TODO:
- job management: support restart, scancel with signal?
- check for existing user/platform. Note: --dependency flag can be used to check for unique jobname but jobs are still queued. Better to exit if the same jobname is found. See the unique format here: ls ~tmoopr/.psdaq/.
- procstat like unbuffered output style. Maybe https://portal.supercomputing.wales/index.php/index/slurm/interactive-use-job-arrays/x11-gui-forwarding/
- check if slurm avoids weka cores. How to identify what a resource is for drp (Bandwidth/ Memory/ physical cores for each process).
Slurm manages resources (CPUs, GPUs)
First person to talk to is Ric
In principle we have our own customizable slurm installation on drp-srcf-*, but might still need work/tweaking from IT.
Can we extend slurm to manage our resources, determined by kcu firmware? e.g.
- rix timing system fiber connection
- cameralink node
- high-rate timing nodes
- low-rate timing nodes (epics)
- hsd nodes
- generic (wave8) nodes
Slurm features to look into (could also look into other tools (airflow?) if necessary):
- job arrays
- job steps
- heterogeneous job support
Conceptually want:
- "sbatch tmo.cnf" (instead of "procmgr start tmo.cnf")
- tmo.cnf has
- typical timing system on cmp028: "drp -P tmo -D ts ..."
- typical control.py on mon001: "control -P tmo ..."
- special localhost: "control_gui -P tmo -B DAQ:NEH" (this is unusual because it runs on the localhost and has a gui, only localhost processes have gui's with procmgr)
- critical features (if we could do this we may be able to replace procmgr) *underlined = done:
- keep node allocations and command lines hardwired (like existing .cnf)
- demo: run control/timing processes
- need a replacement for procstat (could start with a command line version, do gui later)
- if one job crashes, don't want the whole job to exit
- different daq processes need different environment (pva detectors in particular, you can see this in the cnf)
- would like python, not a bash interface for the users (maybe reuse existing cnf?)
- need per-process log files
- error of each process should go to that process log file --> process error (printout) goes to the per-process log while sigkill goes to slurm output
- header of the log file (see example from procgmr)
- support flags (p - attach plaform no., x - window, s - delay (ignored/use slurm), u (ignored))
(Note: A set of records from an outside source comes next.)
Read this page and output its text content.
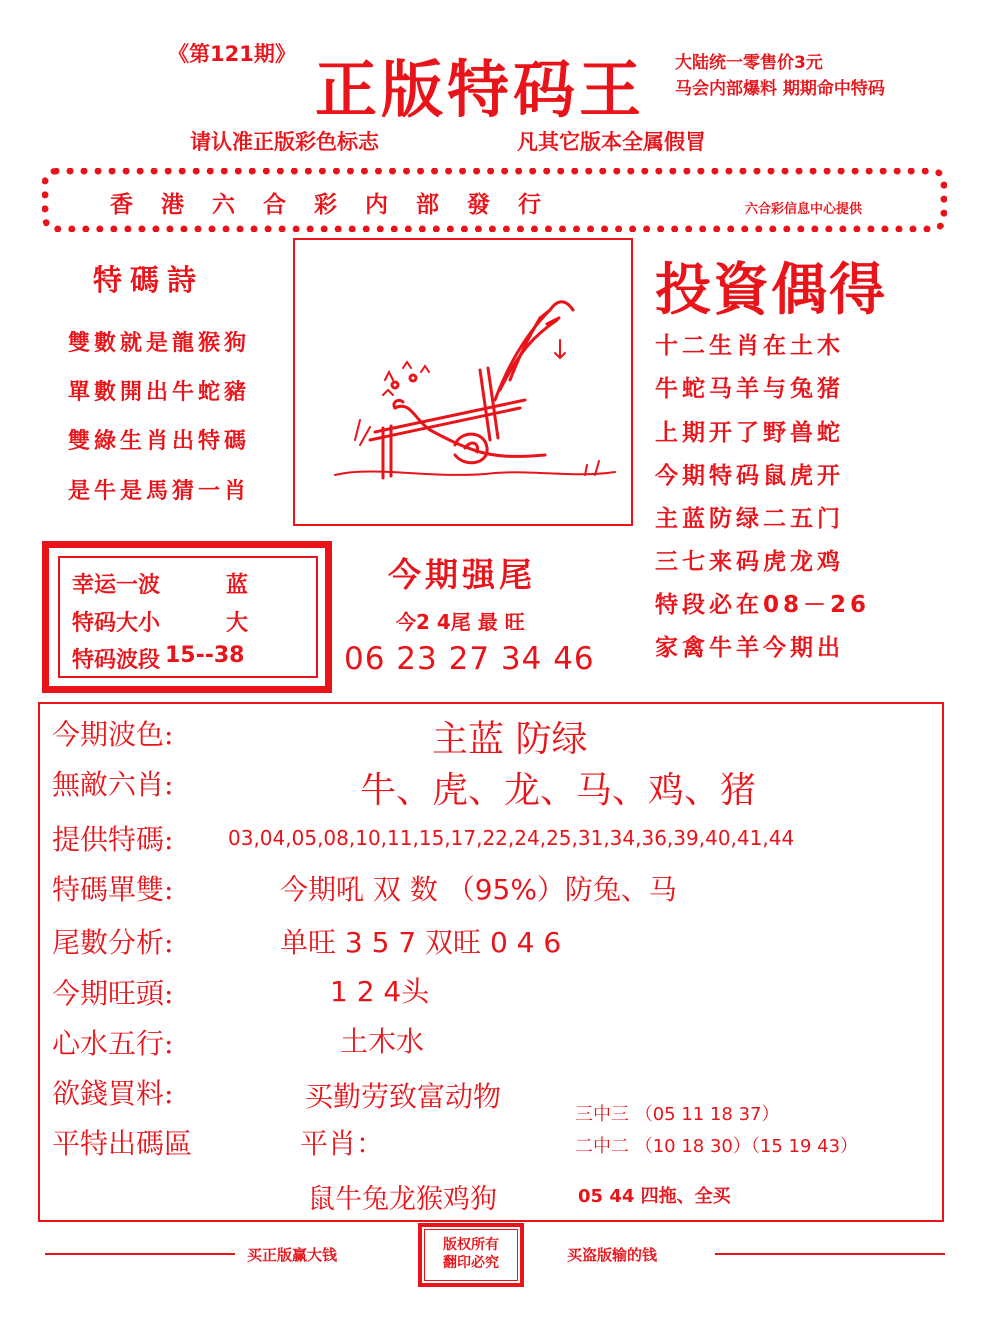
《第121期》 正版特码王 大陆统一零售价3元
马会内部爆料 期期命中特码
请认准正版彩色标志	凡其它版本全属假冒
香港六合彩内部發行	六合彩信息中心提供
特碼詩
雙數就是龍猴狗
單數開出牛蛇豬
雙綠生肖出特碼
是牛是馬猜一肖
投資偶得
十二生肖在土木
牛蛇马羊与兔猪
上期开了野兽蛇
今期特码鼠虎开
主蓝防绿二五门
三七来码虎龙鸡
特段必在08－26
家禽牛羊今期出
幸运一波	蓝
特码大小	大
特码波段 15--38
今期强尾
今2 4尾 最 旺
06 23 27 34 46
今期波色:	主蓝 防绿
無敵六肖:	牛、虎、龙、马、鸡、猪
提供特碼:	03,04,05,08,10,11,15,17,22,24,25,31,34,36,39,40,41,44
特碼單雙:	今期吼 双 数 （95%）防兔、马
尾數分析:	单旺 3 5 7 双旺 0 4 6
今期旺頭:	1 2 4头
心水五行:	土木水
欲錢買料:	买勤劳致富动物
平特出碼區	平肖：
三中三 （05 11 18 37）
二中二 （10 18 30）（15 19 43）
鼠牛兔龙猴鸡狗	05 44 四拖、全买
买正版赢大钱
版权所有
翻印必究	买盗版输的钱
- two people can't run the tmo daq at the same time (use slurm detail like nodelist and jobname or comment to check if another user trying to use the same detectors/ timing). Note: it looks like with --dependency=singleton, the same user can only run one 'jobname' at a time. Preferred solution is to print out error message and exit (no pending job) when the same job name is submitted.
- option to run each command in the cnf file as a single job or single job step
- multithread process is allowed even when single cpu is asked by slurm → yes, per top, we see more than one drp processes running on different cores when job step is created with -n1.
(this already exists, currently written into ~tmoopr/.psdaq, may need that permissions work right since now daq could run as "cpo"?) "activedet": remembering the previously selected detectors? could we use "sacct"? maybe we could add info to sacct? currently control.py puts the info in files in directories like ~tmoopr/.psdaq. UPDATE: It looks like control_gui stores the values (selected detectors) directly in configdb using zmq. We probably don't need anything new for this. See below for more detail (when running control_gui with --loglevel DEBUG):
- nice-to-have features:
- support interactive log file access like procstat
- support live xterm for processes like procstat, and with .cnf "x" flag
- support different conda envs for different detectors
- the "dream":
- understand which nodes are camlink nodes ("resource management")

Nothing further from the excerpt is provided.